Thé, sucrettes et causettes

Une histoire de l’univers Esoteriam

Note de Grimm : chapitre écrit dans le cadre d'un défi donné par Mimisao (écrire sur "Pays qui s'exprime par la musique").

Θ

Denise commençait sérieusement et sincèrement à se demander si son radar à « vibrations psychiques », comme elle aimait l’appeler, ne lui faisait pas défaut. Et pour cause, cette situation dans laquelle elle se trouvait actuellement et dont elle n’arrivait pas à se dépêtrer.

Elle avait d’abord « vu ». Par « voir », elle entendait surtout capter quelques images d’un futur proche. Elle interprétait ensuite à sa façon, y donnait le sens qu’elle souhaitait et y donnait de l’importance ou non. Parfois, il ne s’agissait ni plus ni moins que de rêves éveillés, qui se réalisaient. Ou qui ne se réalisaient pas. Denise ne s’en préoccupait pas vraiment. Elle laissait le destin suivre son cours.

D’autres fois, ces images lui paraissaient plus intrigantes, intéressantes. Alors elle commençait à y songer, à démêler les nœuds de l’avenir.
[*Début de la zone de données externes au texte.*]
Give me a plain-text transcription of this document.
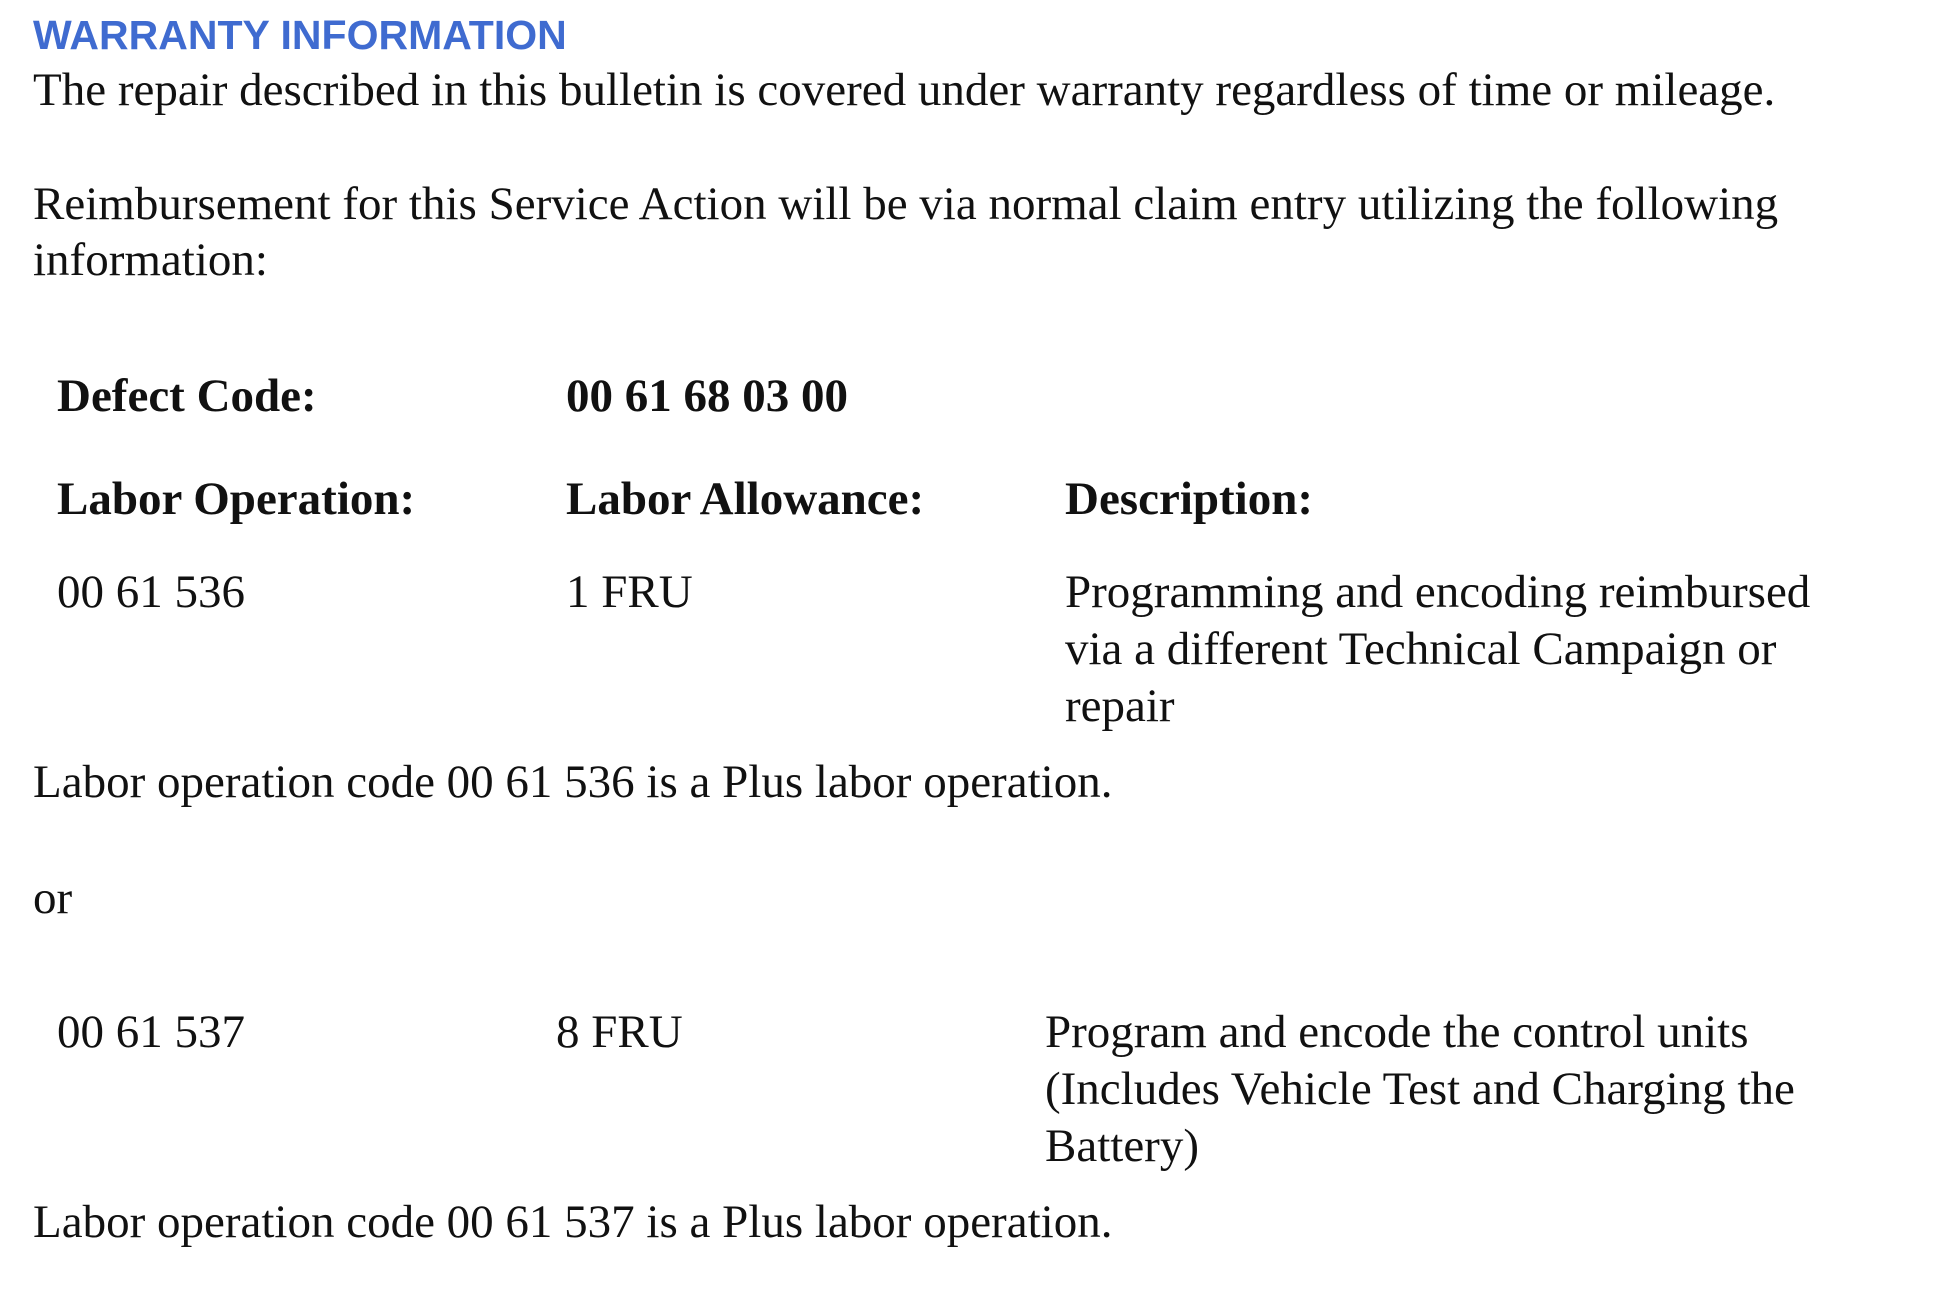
WARRANTY INFORMATION
The repair described in this bulletin is covered under warranty regardless of time or mileage.
Reimbursement for this Service Action will be via normal claim entry utilizing the following
information:
Defect Code:	00 61 68 03 00
Labor Operation:	Labor Allowance:	Description:
00 61 536	1 FRU	Programming and encoding reimbursed
via a different Technical Campaign or
repair
Labor operation code 00 61 536 is a Plus labor operation.
or
00 61 537	8 FRU	Program and encode the control units
(Includes Vehicle Test and Charging the
Battery)
Labor operation code 00 61 537 is a Plus labor operation.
Ce don se couplait à une espèce d’empathie – à défaut d’autres termes pour qualifier cette espèce de talent – qui lui permettait de capter des informations, de comprendre et de rentrer en connexion avec un individu.

D’où provenait ces capacités ? Nul ne le savait. Denise était un cas unique dans sa famille ; certains la poussaient à s’en servir, à l’utiliser de façon plus ou moins légales. Pour gagner de l’argent, par exemple. Ou bien pour servir les forces de l’ordre, résoudre des meurtres… Tout ceci ne l’intéressait guère.
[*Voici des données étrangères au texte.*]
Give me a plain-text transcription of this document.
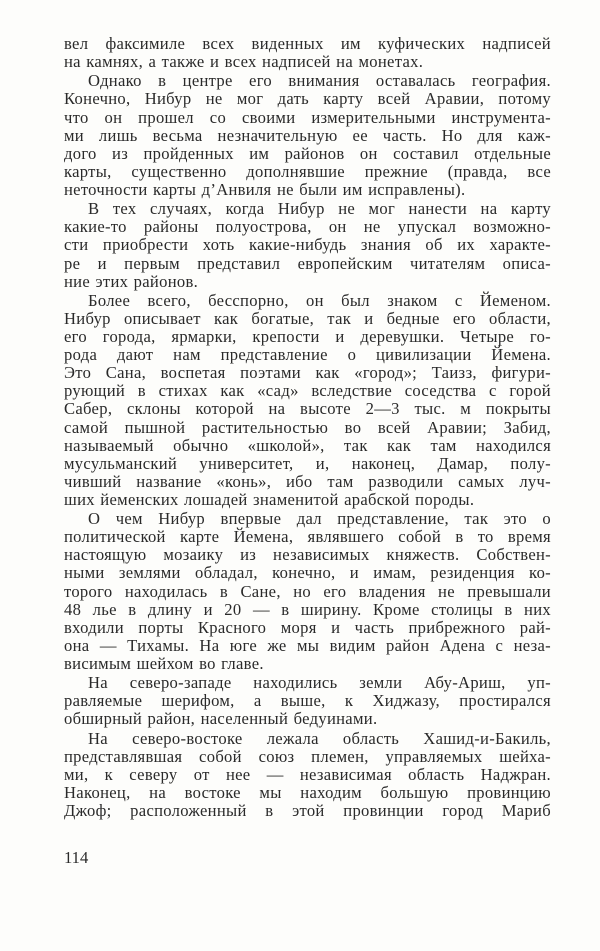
вел факсимиле всех виденных им куфических надписей
на камнях, а также и всех надписей на монетах.
Однако в центре его внимания оставалась география.
Конечно, Нибур не мог дать карту всей Аравии, потому
что он прошел со своими измерительными инструмента-
ми лишь весьма незначительную ее часть. Но для каж-
дого из пройденных им районов он составил отдельные
карты, существенно дополнявшие прежние (правда, все
неточности карты д’Анвиля не были им исправлены).
В тех случаях, когда Нибур не мог нанести на карту
какие-то районы полуострова, он не упускал возможно-
сти приобрести хоть какие-нибудь знания об их характе-
ре и первым представил европейским читателям описа-
ние этих районов.
Более всего, бесспорно, он был знаком с Йеменом.
Нибур описывает как богатые, так и бедные его области,
его города, ярмарки, крепости и деревушки. Четыре го-
рода дают нам представление о цивилизации Йемена.
Это Сана, воспетая поэтами как «город»; Таизз, фигури-
рующий в стихах как «сад» вследствие соседства с горой
Сабер, склоны которой на высоте 2—3 тыс. м покрыты
самой пышной растительностью во всей Аравии; Забид,
называемый обычно «школой», так как там находился
мусульманский университет, и, наконец, Дамар, полу-
чивший название «конь», ибо там разводили самых луч-
ших йеменских лошадей знаменитой арабской породы.
О чем Нибур впервые дал представление, так это о
политической карте Йемена, являвшего собой в то время
настоящую мозаику из независимых княжеств. Собствен-
ными землями обладал, конечно, и имам, резиденция ко-
торого находилась в Сане, но его владения не превышали
48 лье в длину и 20 — в ширину. Кроме столицы в них
входили порты Красного моря и часть прибрежного рай-
она — Тихамы. На юге же мы видим район Адена с неза-
висимым шейхом во главе.
На северо-западе находились земли Абу-Ариш, уп-
равляемые шерифом, а выше, к Хиджазу, простирался
обширный район, населенный бедуинами.
На северо-востоке лежала область Хашид-и-Бакиль,
представлявшая собой союз племен, управляемых шейха-
ми, к северу от нее — независимая область Наджран.
Наконец, на востоке мы находим большую провинцию
Джоф; расположенный в этой провинции город Мариб
114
Ce qui intéressait Denise, c’était de s’en servir pour aider ses convives, faire de leur séjour chez Denise Délice un moment inoubliable. Voilà pourquoi les quelques visions d’allégresse du jour avaient, au premier abord, titillé sa curiosité.

— Je t’en donnerai de l’allégresse, bougonna-t-elle, bras croisés, l’esprit confus. Vous ne pouvez pas rester là ! Oust ! Du vent !

Oui, Denise avait bien eu la vision de cet instant musical. Non, elle n’avait pas compris que la musique était utilisée à des fins accusatoires à son encontre.

En même temps… Elle aurait pu le prédire sans même avoir de prémonition. Les mandragores, ces petits créatures végétales hautes comme trois noix, étaient réputés pour s’exprimer – pour ne pas dire revendiquer – en musique.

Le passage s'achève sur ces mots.